第2406章
趙振國接到訊息時,桌上那杯茉莉花茶已經涼透了。茶湯表面凝著一層淺褐色的油膜,像一塊被遺忘的琥珀。
菸灰缸裡擱著三根菸蒂,最後一根尚有餘溫,他掐滅手裡第四根菸,把目前所有能調動的資訊在腦子裡過了一遍:
安德森已撤,高橋被盯上,阿炳和李子聰還在迪拜待命。
上一次布達佩斯的拍照行動結束後,趙振國就覺得太冒險了,他勒令阿炳和李子聰立刻收手,去國外避風頭。
可還是出事了。
趙振國不知道哪個環節被盯上,但他不能坐視不管。
他直奔周振邦辦公室而去,周振邦正舉著放大鏡研究新到的這一批照片。
聽完情況,他把菸頭摁滅在搪瓷缸蓋子上,火星濺在茶漬斑斑的蓋沿上,嘶地滅了。
他點了點頭:“我知道了。我立刻向上級請示,安排海外特情支援撤退。高橋那邊,我來協調當地接應。迪拜那兩個,讓他們先去布魯塞爾接安德森出來。”
——
迪拜。
布林迪拜某家酒店。阿炳靠在床頭,用一本過期《國家地理》蓋住臉,李子聰坐在窗邊,把百葉窗掰開一條縫,盯著對面香料店門口那隻瘸腿的流浪貓。

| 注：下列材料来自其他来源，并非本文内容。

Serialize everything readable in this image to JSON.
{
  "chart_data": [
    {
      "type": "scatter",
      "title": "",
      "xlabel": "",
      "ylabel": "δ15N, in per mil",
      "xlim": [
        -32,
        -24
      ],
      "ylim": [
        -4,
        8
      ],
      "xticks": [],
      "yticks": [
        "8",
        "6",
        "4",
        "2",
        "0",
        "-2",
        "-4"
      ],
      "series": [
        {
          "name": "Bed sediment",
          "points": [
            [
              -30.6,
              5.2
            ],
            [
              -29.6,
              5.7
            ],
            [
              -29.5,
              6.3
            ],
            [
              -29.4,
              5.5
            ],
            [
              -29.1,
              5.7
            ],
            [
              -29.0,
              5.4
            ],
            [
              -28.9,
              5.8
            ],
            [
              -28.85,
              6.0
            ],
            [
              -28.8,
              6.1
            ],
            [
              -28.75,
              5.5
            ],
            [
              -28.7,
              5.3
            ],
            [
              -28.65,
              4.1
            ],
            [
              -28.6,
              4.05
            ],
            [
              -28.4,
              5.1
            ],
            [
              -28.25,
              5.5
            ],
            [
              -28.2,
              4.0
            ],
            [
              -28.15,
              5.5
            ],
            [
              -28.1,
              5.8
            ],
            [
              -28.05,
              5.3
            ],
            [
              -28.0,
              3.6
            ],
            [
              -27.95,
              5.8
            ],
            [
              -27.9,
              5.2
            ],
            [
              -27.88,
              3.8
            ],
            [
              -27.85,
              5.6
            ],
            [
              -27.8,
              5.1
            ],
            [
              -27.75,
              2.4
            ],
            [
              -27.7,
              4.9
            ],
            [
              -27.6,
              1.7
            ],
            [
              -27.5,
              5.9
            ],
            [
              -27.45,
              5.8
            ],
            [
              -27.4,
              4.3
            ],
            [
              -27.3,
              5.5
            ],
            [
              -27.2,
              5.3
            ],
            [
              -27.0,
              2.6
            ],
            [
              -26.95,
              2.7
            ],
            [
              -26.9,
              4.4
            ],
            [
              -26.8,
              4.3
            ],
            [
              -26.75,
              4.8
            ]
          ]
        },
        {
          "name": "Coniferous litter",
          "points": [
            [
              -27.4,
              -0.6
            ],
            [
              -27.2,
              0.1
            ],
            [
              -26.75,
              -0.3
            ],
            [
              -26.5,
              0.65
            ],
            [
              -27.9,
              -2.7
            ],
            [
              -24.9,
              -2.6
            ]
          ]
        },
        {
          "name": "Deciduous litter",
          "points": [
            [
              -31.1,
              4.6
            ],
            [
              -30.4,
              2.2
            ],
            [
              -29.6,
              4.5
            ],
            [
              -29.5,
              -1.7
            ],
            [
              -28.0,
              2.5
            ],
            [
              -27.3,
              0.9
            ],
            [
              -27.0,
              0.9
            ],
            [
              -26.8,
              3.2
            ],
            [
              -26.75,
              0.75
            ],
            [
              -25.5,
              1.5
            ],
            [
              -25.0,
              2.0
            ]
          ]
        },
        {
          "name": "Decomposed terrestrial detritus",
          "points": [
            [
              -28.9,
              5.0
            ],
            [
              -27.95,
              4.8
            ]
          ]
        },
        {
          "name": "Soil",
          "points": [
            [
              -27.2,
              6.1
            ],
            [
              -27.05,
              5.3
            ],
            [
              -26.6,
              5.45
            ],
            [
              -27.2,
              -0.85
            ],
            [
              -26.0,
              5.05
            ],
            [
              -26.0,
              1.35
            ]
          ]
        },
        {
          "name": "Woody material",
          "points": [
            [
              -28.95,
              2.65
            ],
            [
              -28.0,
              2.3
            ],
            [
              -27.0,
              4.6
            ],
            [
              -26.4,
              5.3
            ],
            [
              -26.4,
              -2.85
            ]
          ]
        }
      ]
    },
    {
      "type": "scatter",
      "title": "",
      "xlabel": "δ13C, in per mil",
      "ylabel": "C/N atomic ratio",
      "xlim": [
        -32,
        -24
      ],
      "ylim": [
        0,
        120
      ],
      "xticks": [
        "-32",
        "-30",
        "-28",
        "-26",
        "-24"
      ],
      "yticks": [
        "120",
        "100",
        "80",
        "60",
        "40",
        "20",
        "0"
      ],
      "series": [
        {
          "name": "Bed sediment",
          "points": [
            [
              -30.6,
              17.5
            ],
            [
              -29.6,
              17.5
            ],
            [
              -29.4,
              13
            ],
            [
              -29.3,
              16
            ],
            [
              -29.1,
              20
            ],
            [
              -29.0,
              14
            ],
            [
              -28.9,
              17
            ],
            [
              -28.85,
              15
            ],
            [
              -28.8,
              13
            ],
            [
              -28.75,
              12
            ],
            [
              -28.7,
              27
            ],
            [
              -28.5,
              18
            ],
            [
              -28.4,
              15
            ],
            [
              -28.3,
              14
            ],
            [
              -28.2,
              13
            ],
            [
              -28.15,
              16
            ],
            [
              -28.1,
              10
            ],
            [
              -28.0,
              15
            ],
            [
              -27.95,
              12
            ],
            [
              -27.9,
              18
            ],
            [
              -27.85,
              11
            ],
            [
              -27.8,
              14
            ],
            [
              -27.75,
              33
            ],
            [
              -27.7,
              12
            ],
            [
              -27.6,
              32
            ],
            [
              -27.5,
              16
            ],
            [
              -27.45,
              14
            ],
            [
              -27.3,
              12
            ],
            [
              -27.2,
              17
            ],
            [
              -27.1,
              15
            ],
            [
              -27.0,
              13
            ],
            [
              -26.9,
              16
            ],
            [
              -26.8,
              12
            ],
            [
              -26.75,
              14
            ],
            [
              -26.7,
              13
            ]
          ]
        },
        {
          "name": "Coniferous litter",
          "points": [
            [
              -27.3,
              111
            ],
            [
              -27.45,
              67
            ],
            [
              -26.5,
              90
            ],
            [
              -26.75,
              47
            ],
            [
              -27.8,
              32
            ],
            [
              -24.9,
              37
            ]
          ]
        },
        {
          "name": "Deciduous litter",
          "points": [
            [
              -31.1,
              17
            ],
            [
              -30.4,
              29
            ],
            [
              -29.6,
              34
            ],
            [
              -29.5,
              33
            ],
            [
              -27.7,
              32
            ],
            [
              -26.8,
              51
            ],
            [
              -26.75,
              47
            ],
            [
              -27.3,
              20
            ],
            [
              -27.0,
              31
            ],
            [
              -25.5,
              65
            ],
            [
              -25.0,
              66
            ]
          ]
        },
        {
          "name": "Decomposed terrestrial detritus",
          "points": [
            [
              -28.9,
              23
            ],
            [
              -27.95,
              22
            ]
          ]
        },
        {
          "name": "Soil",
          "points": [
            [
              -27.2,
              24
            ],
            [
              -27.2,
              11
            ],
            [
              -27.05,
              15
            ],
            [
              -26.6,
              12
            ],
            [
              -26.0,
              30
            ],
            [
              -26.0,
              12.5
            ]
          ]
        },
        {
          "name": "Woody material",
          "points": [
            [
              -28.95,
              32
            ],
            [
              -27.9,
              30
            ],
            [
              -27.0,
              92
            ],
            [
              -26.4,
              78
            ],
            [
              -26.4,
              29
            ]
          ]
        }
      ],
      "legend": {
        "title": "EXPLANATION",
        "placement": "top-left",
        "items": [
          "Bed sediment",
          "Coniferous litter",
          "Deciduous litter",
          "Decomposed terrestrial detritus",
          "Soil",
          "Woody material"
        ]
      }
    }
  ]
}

電視開著,聲音調到最低,阿拉伯語新聞裡一個穿白袍的男人正對著鏡頭慷慨激昂。
酒店的電話突兀地響起。阿炳接起來,對方只說了一句中文就結束通話了:“安起風了。”
阿炳手裡的聽筒滑了一下,李子聰已經站起來,臉色發白。
暗語約定過:如果出事,先說“起風了”,如果牽連到安德森,才加“安”字。安德森有危險。
兩人沒有猶豫。
阿炳拉開衣櫃,把兩件外套和應急包塞進帆布袋,李子聰用座機訂了兩張飛布魯塞爾的機票。
他們正準備關門離開,房間的電話又響了。
阿炳接起,聽筒裡傳來安德森的聲音,壓得很低,背景裡有機場廣播斷斷續續的雜音:“我被盯上了,買了去法蘭克福的機票,但我準備去獅城,你們過來接應。”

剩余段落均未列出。